There is considerable discussion below about the extent to which the Acting SG’s cert petition in Denedo was coordinated among the services. Anonymous posters claiming to be involved in the process (we cant’ really know, can we?) tell us that there was considerable coordination. (I wish they would also tell us why the Supremes have jurisdiction, but they haven’t done that yet.)
Here’s what I find interesting. As we discussed some time ago, the Navy-Marine Corps Appellate Government Division (Code 46) and the Army Government Appellate Division (GAD) took the position in Lopez de Victoria and Michael that CAAF had no jurisdiction to review a CCA’s ruling on an Article 62 appeal while the Air Force Government Trial & Appellate Counsel Division (JAJG) took the position in Miller and Webb that CAAF did have such jurisdiction. [DISCLAIMER: I was an appellate defense counsel in Miller.] As explained by the appellees in both Miller (before I was one of his counsel) and Webb, taking such an inconsistent position on behalf of the United States actually appears to have been impermissible; differences in litigation positions between various departments and agencies are supposed to be resolved internally rather than flaunted for all to see. Interestingly, in the Denedo cert petition, the Acting SG adopts the position of Code 46 and GAD while rejecting the position of JAJG.

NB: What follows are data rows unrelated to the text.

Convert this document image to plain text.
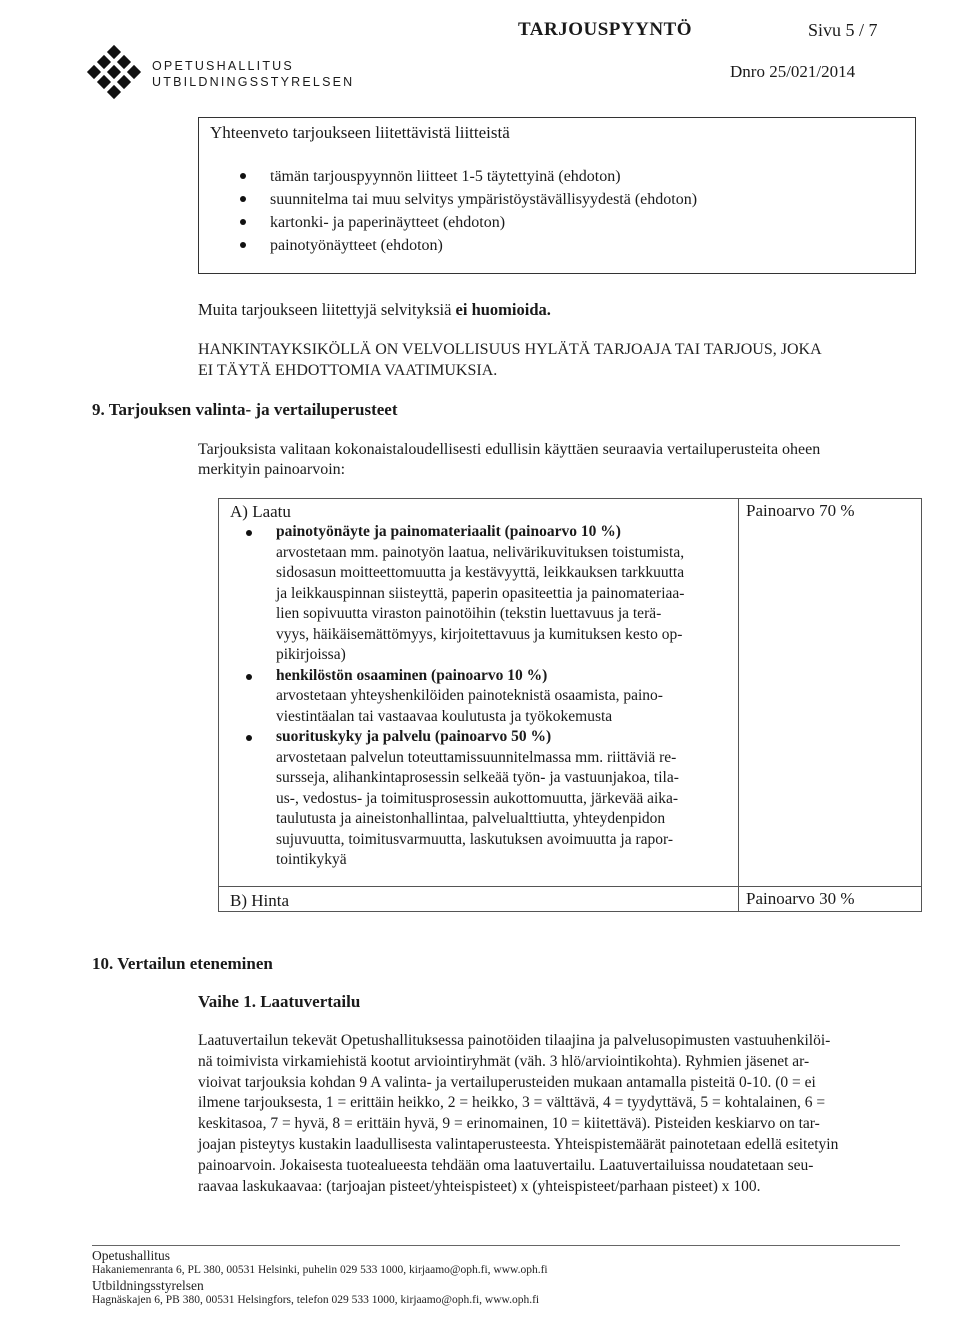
OPETUSHALLITUS
UTBILDNINGSSTYRELSEN
TARJOUSPYYNTÖ	Sivu 5 / 7
Dnro 25/021/2014
Yhteenveto tarjoukseen liitettävistä liitteistä
tämän tarjouspyynnön liitteet 1-5 täytettyinä (ehdoton)
suunnitelma tai muu selvitys ympäristöystävällisyydestä (ehdoton)
kartonki- ja paperinäytteet (ehdoton)
painotyönäytteet (ehdoton)
Muita tarjoukseen liitettyjä selvityksiä ei huomioida.
HANKINTAYKSIKÖLLÄ ON VELVOLLISUUS HYLÄTÄ TARJOAJA TAI TARJOUS, JOKA
EI TÄYTÄ EHDOTTOMIA VAATIMUKSIA.
9. Tarjouksen valinta- ja vertailuperusteet
Tarjouksista valitaan kokonaistaloudellisesti edullisin käyttäen seuraavia vertailuperusteita oheen
merkityin painoarvoin:
A) Laatu	Painoarvo 70 %
painotyönäyte ja painomateriaalit (painoarvo 10 %)
arvostetaan mm. painotyön laatua, nelivärikuvituksen toistumista,
sidosasun moitteettomuutta ja kestävyyttä, leikkauksen tarkkuutta
ja leikkauspinnan siisteyttä, paperin opasiteettia ja painomateriaa-
lien sopivuutta viraston painotöihin (tekstin luettavuus ja terä-
vyys, häikäisemättömyys, kirjoitettavuus ja kumituksen kesto op-
pikirjoissa)
henkilöstön osaaminen (painoarvo 10 %)
arvostetaan yhteyshenkilöiden painoteknistä osaamista, paino-
viestintäalan tai vastaavaa koulutusta ja työkokemusta
suorituskyky ja palvelu (painoarvo 50 %)
arvostetaan palvelun toteuttamissuunnitelmassa mm. riittäviä re-
sursseja, alihankintaprosessin selkeää työn- ja vastuunjakoa, tila-
us-, vedostus- ja toimitusprosessin aukottomuutta, järkevää aika-
taulutusta ja aineistonhallintaa, palvelualttiutta, yhteydenpidon
sujuvuutta, toimitusvarmuutta, laskutuksen avoimuutta ja rapor-
tointikykyä
B) Hinta	Painoarvo 30 %
10. Vertailun eteneminen
Vaihe 1. Laatuvertailu
Laatuvertailun tekevät Opetushallituksessa painotöiden tilaajina ja palvelusopimusten vastuuhenkilöi-
nä toimivista virkamiehistä kootut arviointiryhmät (väh. 3 hlö/arviointikohta). Ryhmien jäsenet ar-
vioivat tarjouksia kohdan 9 A valinta- ja vertailuperusteiden mukaan antamalla pisteitä 0-10. (0 = ei
ilmene tarjouksesta, 1 = erittäin heikko, 2 = heikko, 3 = välttävä, 4 = tyydyttävä, 5 = kohtalainen, 6 =
keskitasoa, 7 = hyvä, 8 = erittäin hyvä, 9 = erinomainen, 10 = kiitettävä). Pisteiden keskiarvo on tar-
joajan pisteytys kustakin laadullisesta valintaperusteesta. Yhteispistemäärät painotetaan edellä esitetyin
painoarvoin. Jokaisesta tuotealueesta tehdään oma laatuvertailu. Laatuvertailuissa noudatetaan seu-
raavaa laskukaavaa: (tarjoajan pisteet/yhteispisteet) x (yhteispisteet/parhaan pisteet) x 100.
Opetushallitus
Hakaniemenranta 6, PL 380, 00531 Helsinki, puhelin 029 533 1000, kirjaamo@oph.fi, www.oph.fi
Utbildningsstyrelsen
Hagnäskajen 6, PB 380, 00531 Helsingfors, telefon 029 533 1000, kirjaamo@oph.fi, www.oph.fi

In the Denedo cert petition, the Acting SG writes: “The decision below represents the latest iteration of [CAAF’s] efforts to expand its role beyond its congressionally prescribed jurisdiction to ‘review * * * specified sentences imposed by courts-martial.’ Goldsmith, 526 U.S. at 534.” The very first example the cert petition offers of such extra-statutory expansion is United States v. Lopez de Victoria, 66 M.J. 67 (C.A.A.F. 2008).